Intel and AMD Forge their Plans

Both Intel and AMD have 64-bit offerings. Initially, these two offerings couldn't have been more different. AMD's 64-bit CPU builds on the existing x86-architecture, extending it to 64-bit. Intel, on the other hand, categorically stated that they would not extend the x86 architecture in this way and that their 64 bit CPUs would be built from scratch with completely new architecture. This new architecture is known generically as IA-64 (i.e. Intel Architecture), just like the 32-bit generations of Intel CPUs can all be grouped as IA-32. While this architecture would allow the processing of x86 instructions, it would do so through an emulation layer rather than natively, resulting in severe performance penalties.

As you will soon see if you keep reading, Intel couldn't afford to keep their promise!

Intel IA-64 and Itanium

The IA-64 architecture has taken nearly 10 years to develop, and finally has arrived in the form of the Itanium chip.
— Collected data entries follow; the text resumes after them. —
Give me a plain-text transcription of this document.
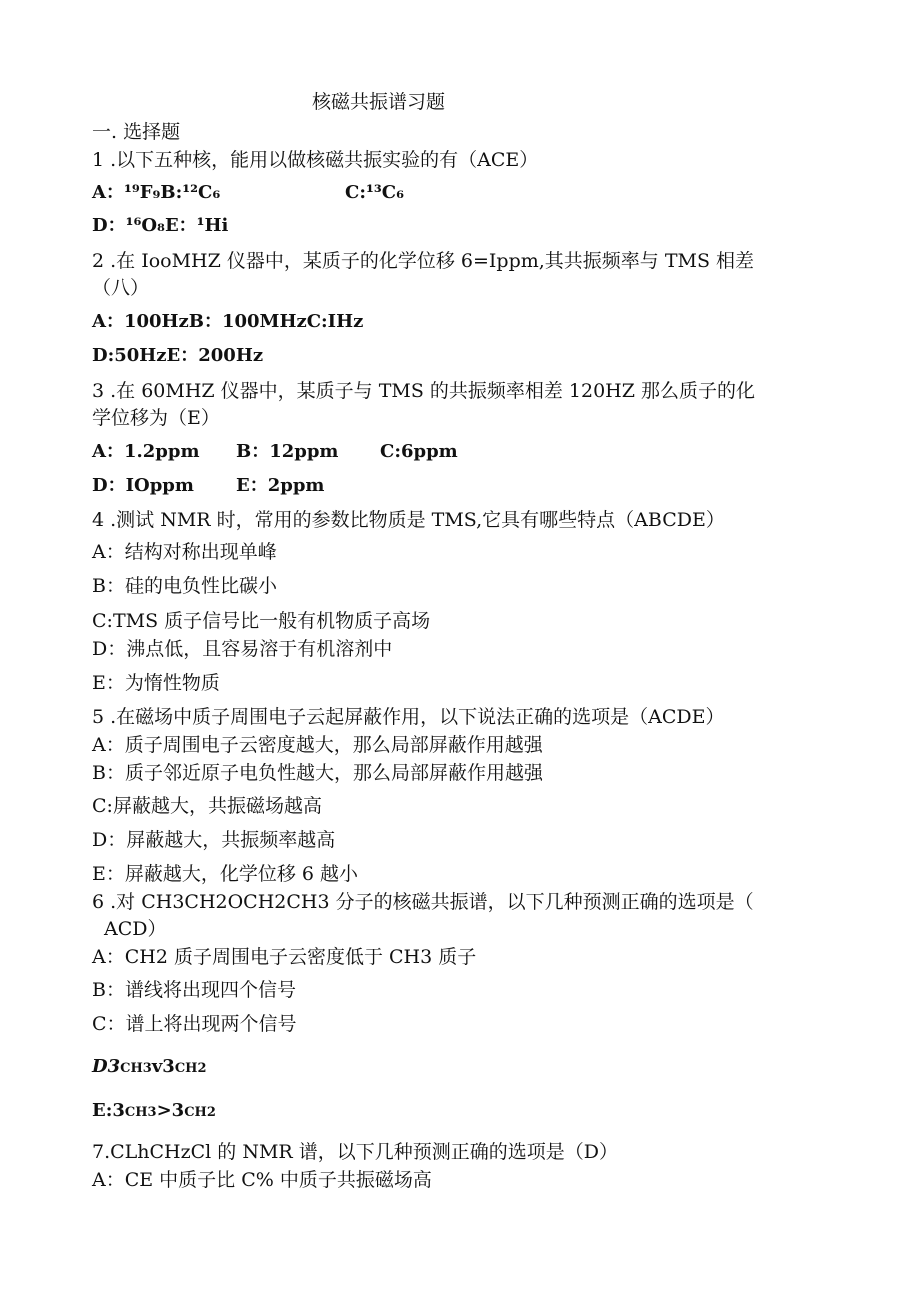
核磁共振谱习题
一. 选择题
1 .以下五种核，能用以做核磁共振实验的有（ACE）
A：¹⁹F₉B:¹²C₆	C:¹³C₆
D：¹⁶O₈E：¹Hi
2 .在 IooMHZ 仪器中，某质子的化学位移 6=Ippm,其共振频率与 TMS 相差
（八）
A：100HzB：100MHzC:IHz
D:50HzE：200Hz
3 .在 60MHZ 仪器中，某质子与 TMS 的共振频率相差 120HZ 那么质子的化
学位移为（E）
A：1.2ppm B：12ppm C:6ppm
D：IOppm E：2ppm
4 .测试 NMR 时，常用的参数比物质是 TMS,它具有哪些特点（ABCDE）
A：结构对称出现单峰
B：硅的电负性比碳小
C:TMS 质子信号比一般有机物质子高场
D：沸点低，且容易溶于有机溶剂中
E：为惰性物质
5 .在磁场中质子周围电子云起屏蔽作用，以下说法正确的选项是（ACDE）
A：质子周围电子云密度越大，那么局部屏蔽作用越强
B：质子邻近原子电负性越大，那么局部屏蔽作用越强
C:屏蔽越大，共振磁场越高
D：屏蔽越大，共振频率越高
E：屏蔽越大，化学位移 6 越小
6 .对 CH3CH2OCH2CH3 分子的核磁共振谱，以下几种预测正确的选项是（
ACD）
A：CH2 质子周围电子云密度低于 CH3 质子
B：谱线将出现四个信号
C：谱上将出现两个信号
D3CH3v3CH2
E:3CH3>3CH2
7.CLhCHzCl 的 NMR 谱，以下几种预测正确的选项是（D）
A：CE 中质子比 C% 中质子共振磁场高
The main architectural advancement in IA-64 is what is known as EPIC - Explicitly Parallel Instruction Computing. In 32-bit architectures, the objective is to perform as many instructions per clock cycle as possible. While this objective has not changed in IA-64, the way of going about it has. In IA-32 superscalar architectures, much processing 'power' is actually devoted to determining which instructions can be executed in parallel and re-ordering instructions accordingly. Furthermore, prior to the execution step of any instruction in the pipeline, much of the CPU's physical volume is occupied by circuitry designed to handle speculative execution and out-of-order execution.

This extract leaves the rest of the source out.